Another instance of a sole beneficiary challenging the will is if the estate is given to the sole beneficiary in trust for several years with outright distribution not being made for a long time. The beneficiary's loss is the tying up of the trust funds for years together with the cost of the trustees commissions over the time the trust is in effect. In this situation, the trust would have no contingent or succeeding beneficiary otherwise, you would not be the sole heir under the will. A will with at trust without a contingent beneficiary is ripe for a will contest, because such a trust lacks such an important part, that it looks like a mistake that may be evidence of a lack of proper testamentary intent.
This question presents an interesting opportunity to explain some technicalities of probate law. This is an exercise in semantics; however, in strict technical terms an heir is a person who inherits a decedent's property when there is no will. A beneficiary is a person who receives a decedent's property when there is a will. Sometimes beneficiaries are called "legatees" if the receive personal property and "devisees" if they receive real property. Most modern probate laws have abolished the distinction between legatees and devisees, so the difference in meaning is mainly historical now rather than legal.
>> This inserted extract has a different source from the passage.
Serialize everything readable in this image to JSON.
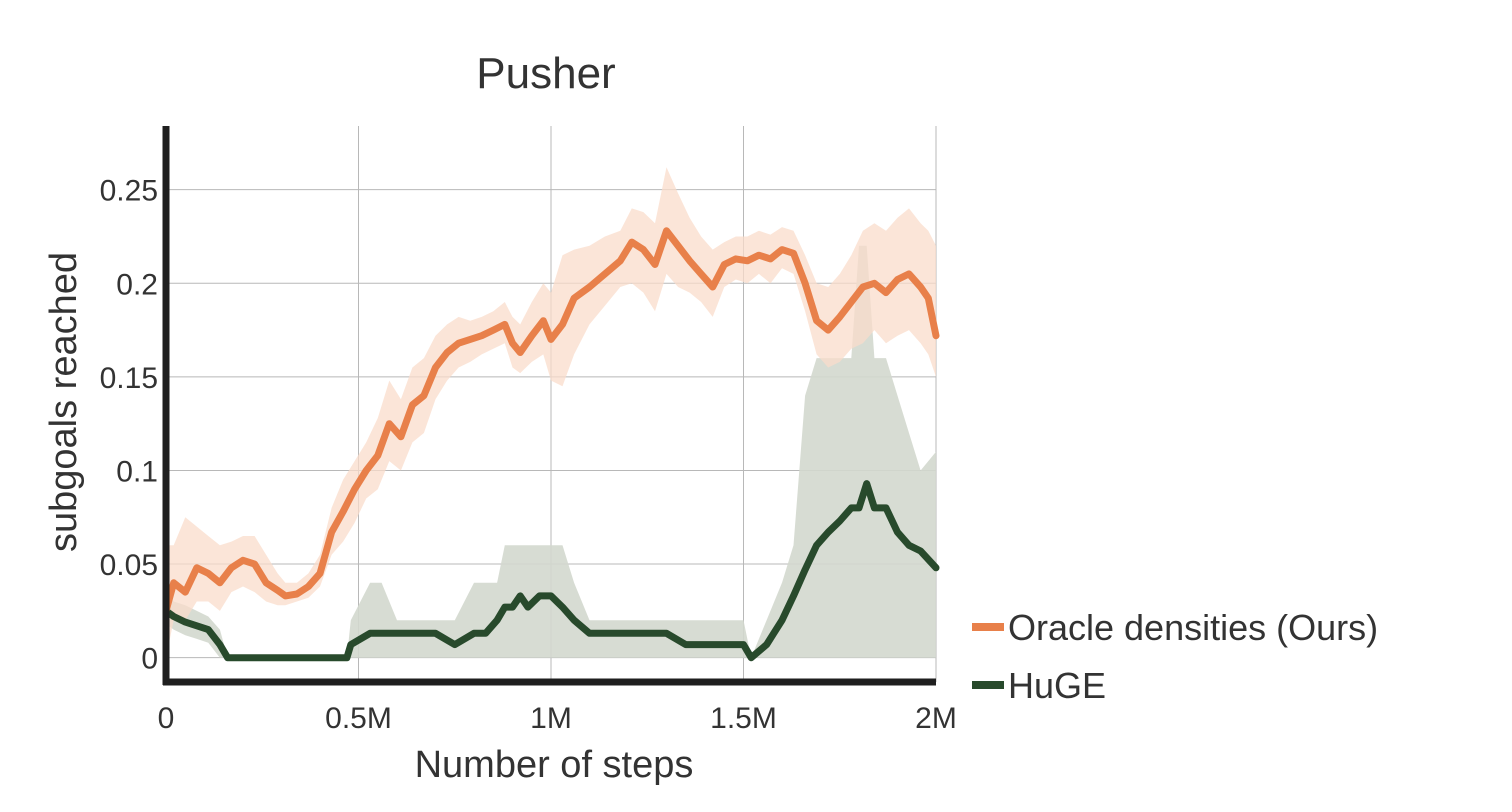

So, if a person is the only "heir", meaning the only person who would inherit in the absence of a will, and if the will gives all or part of the estate to other persons or entities, the heir can obviously challenge the will, because he has the appropriate financial interest to give him/her standing to sue. Generally, standing to sue exists only when a person is "aggrieved" by the probate of the will, meaning he or she suffers some sort of financial loss because of the will. The heir's loss is that he/she would have received more money but for the will. He has standing to sue, but he still has to prove his case.